The press release accurately reflects the authors' main approach and findings, providing a good summary.

Ismael Soto and his collaborators have conducted a very rigorous and comprehensive study to calculate the cost that invasive alien species impose on the global economy, both in terms of the damage they cause and the investments made to combat them. The study builds on findings revealed in 2021 by a group of scientists specializing in biological invasions, InvaCost, which created a global database of documented cost figures from 1960 to 2022. This time, the researchers use robust mathematical models to estimate the current and potential distribution of invasive species and their associated costs, allowing them to extrapolate results to more than 80 countries where figures had not yet been published.

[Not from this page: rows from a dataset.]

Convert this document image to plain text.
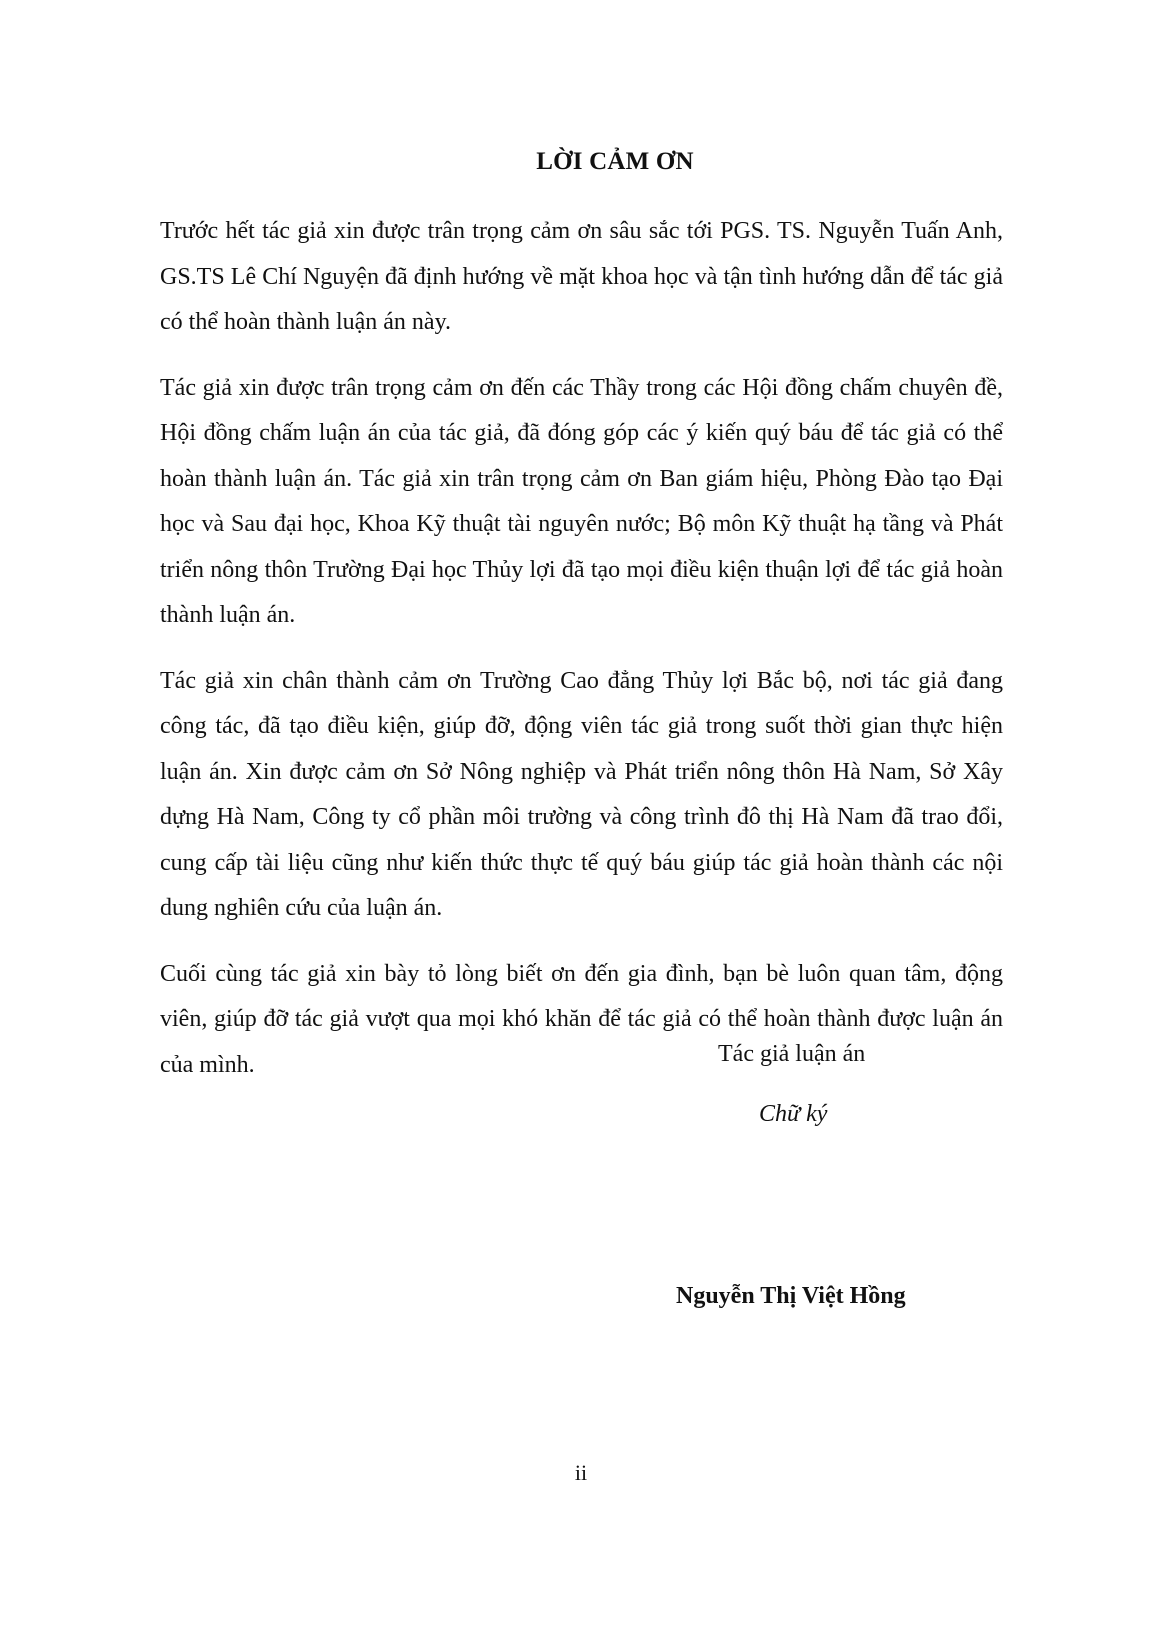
LỜI CẢM ƠN

Trước hết tác giả xin được trân trọng cảm ơn sâu sắc tới PGS. TS. Nguyễn Tuấn Anh, GS.TS Lê Chí Nguyện đã định hướng về mặt khoa học và tận tình hướng dẫn để tác giả có thể hoàn thành luận án này.

Tác giả xin được trân trọng cảm ơn đến các Thầy trong các Hội đồng chấm chuyên đề, Hội đồng chấm luận án của tác giả, đã đóng góp các ý kiến quý báu để tác giả có thể hoàn thành luận án. Tác giả xin trân trọng cảm ơn Ban giám hiệu, Phòng Đào tạo Đại học và Sau đại học, Khoa Kỹ thuật tài nguyên nước; Bộ môn Kỹ thuật hạ tầng và Phát triển nông thôn Trường Đại học Thủy lợi đã tạo mọi điều kiện thuận lợi để tác giả hoàn thành luận án.

Tác giả xin chân thành cảm ơn Trường Cao đẳng Thủy lợi Bắc bộ, nơi tác giả đang công tác, đã tạo điều kiện, giúp đỡ, động viên tác giả trong suốt thời gian thực hiện luận án. Xin được cảm ơn Sở Nông nghiệp và Phát triển nông thôn Hà Nam, Sở Xây dựng Hà Nam, Công ty cổ phần môi trường và công trình đô thị Hà Nam đã trao đổi, cung cấp tài liệu cũng như kiến thức thực tế quý báu giúp tác giả hoàn thành các nội dung nghiên cứu của luận án.

Cuối cùng tác giả xin bày tỏ lòng biết ơn đến gia đình, bạn bè luôn quan tâm, động viên, giúp đỡ tác giả vượt qua mọi khó khăn để tác giả có thể hoàn thành được luận án của mình.	Tác giả luận án
Chữ ký
Nguyễn Thị Việt Hồng
ii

The study's main finding is staggering, indicating that previous cost estimates were significantly underestimated and could be about 1,600 times higher than those calculated by InvaCost—rising from a global figure of around $126 billion to approximately $2.2 trillion. Most of the costs are associated with damage caused by invasive plants, followed by arthropods and mammals.

This study is particularly effective because economic assessments are proving to be much more impactful in raising public awareness about the serious environmental and public health issues posed by invasive alien species—especially in Europe, which accounts for 71% of global costs.

This study represents a crucial step forward in highlighting the often underestimated economic consequences of biological invasions. Quantifying the costs at such precise global and taxonomic scales provides concrete evidence for decision-makers to recognize the urgency of investing in the management of invasive alien species. This kind of detailed data helps bridge the gap between ecological impact and political action by quantifying the damage, which is essential for justifying stricter budgets and fostering international cooperation.

Moreover, in the context of rapidly accelerating biodiversity loss and planetary degradation, it is imperative that control strategies prioritize environmentally sustainable methods. The case of the South American moth, Cactoblastis cactorum, demonstrates how classical biological control can offer effective and ecologically sound solutions when properly implemented. As this study illustrates, reactive management is often too late and much more costly; science-based, proactive, and environmentally respectful control initiatives are not only cost-effective but also essential for long-term ecological resilience.

The study reveals that the South American tomato moth, Tuta absoluta, is one of the five most damaging invasive species worldwide, with estimated losses of $45,675 per square kilometer. It has significant impacts on agriculture both in its native land (Argentina) and in over a hundred countries where it has been introduced. In this way, the study helps prioritize where to focus the scarce economic resources currently available globally to reduce the impact of invasive alien species.

The use of tools such as species distribution modeling, which includes relevant variables like land use type, allows researchers to estimate the climatically most suitable areas for invasive alien species and to extrapolate potential damage and associated costs in countries that lack the resources to quantify their impact.

Currently, the best strategy to reduce the high estimated economic costs for insects like T. absoluta remains integrated pest management. This approach combines early detection using pheromone traps, the use of natural enemies, and insecticide rotation. The combination of chemical and biological management strategies is key to reducing insecticide resistance (e.g., chlorantraniliprole and abamectin).

The high estimated costs for this pest could be reduced with the use of parasitoids, natural predators, and light traps. The egg parasitoid Trichogrammatoidea bactrae reaches parasitism rates of over 70%. Additionally, predatory bugs such as Nesidiocoris tenuis and Macrolophus pygmaeus can consume up to 100 eggs and larvae per day and also attack other pests like whiteflies and aphids. At the same time, more resistant tomato varieties are being developed. All of these strategies can help push this species out of the top five.